Senior associate, CB Richard Ellis
“We have been trying to lease it for some time and we’ve had a couple of people interested in it, but so far, nobody has really been able to commit to it yet,” said CBRE senior associate Don Drinkard. “Some of it has to do with the conditions of the economic environment which we live in as well. More than likely, the user of that space is going to be a mom-and-pop type operation looking for start-up capital, and it’s a tough time to do that these days.”
That’s not to say that CBRE hasn’t been fortunate in leasing restaurant space its other Downtown office buildings, including Lenny’s, Majestic Grille, Blue Fin, Blind Bear and Silly Goose in Peabody Place, and Bogie’s Deli and Felicia Suzanne’s in Brinkley Plaza.
“Up and down, you see a lot of these buildings do have success if they’ve got a good product and good service,” Drinkard said. “It kind of just depends on the situation.”
Janice Allen, manager of Bogie’s at 80 Monroe Ave., attributes her store’s 12 years in business to convenience, service and food.
“We have people that eat lunch in here two or three times a week,” Allen said. “Your repeat customers are where it’s at.

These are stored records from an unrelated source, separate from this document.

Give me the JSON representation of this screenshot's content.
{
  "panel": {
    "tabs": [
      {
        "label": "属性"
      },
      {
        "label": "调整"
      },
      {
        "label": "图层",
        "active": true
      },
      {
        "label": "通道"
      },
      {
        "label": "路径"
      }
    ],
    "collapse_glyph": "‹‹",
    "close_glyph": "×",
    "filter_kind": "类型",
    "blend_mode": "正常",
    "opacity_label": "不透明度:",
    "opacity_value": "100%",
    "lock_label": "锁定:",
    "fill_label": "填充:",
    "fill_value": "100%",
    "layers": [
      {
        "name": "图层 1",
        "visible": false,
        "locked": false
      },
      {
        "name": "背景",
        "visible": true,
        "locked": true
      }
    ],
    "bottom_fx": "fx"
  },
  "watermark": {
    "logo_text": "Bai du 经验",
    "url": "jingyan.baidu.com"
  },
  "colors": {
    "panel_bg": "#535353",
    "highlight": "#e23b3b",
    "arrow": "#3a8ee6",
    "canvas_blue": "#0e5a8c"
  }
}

My best advertisement is the people that work for me and the food we have, which I have to say is above standard.”
It’s an important model to have in place, Allen said, given the stiff competition of other nearby eateries. Because Bogie’s address is on Monroe and is “sort of hidden” under awnings, the longtime Memphis sandwich shop has a sign displayed at the entrance to Brinkley Plaza on the Main Street Mall.
“We put it out front on Main Street to try to let people know we’re here,” Allen said. “We’re still a surprise to people; they go, ‘I didn’t know Bogie’s had a location down here.’ I’m glad we have a storefront, that’s a good thing. It keeps us on our toes. From my front door, you could probably walk within a five-mile radius and easily come across 30 or 40 different eating places, so that’s a challenge.”
Felicia Suzanne Willett, owner and executive chef of Felicia Suzanne’s, also has to occasionally direct people to her front door in Brinkley Plaza. But her upscale dining spot will celebrate its 10th anniversary on March 22, and a lot of that she attributes to her relationship with landlord Loeb Properties Inc. and leasing firm CBRE.
“There are amenities that come with the offices like window washing, floor cleaning, painting or HVAC repairs,” Willett said. “The building, because there are so many tenants, already gets a discount if you use their preferred vendors. Because the landlord wants to make everything look nice, I sort of fall under that umbrella with them. It’s better pricing than if I was in a location like a house or maybe even a smaller place down on South Main where they’re sort of like one- or two-floor buildings.”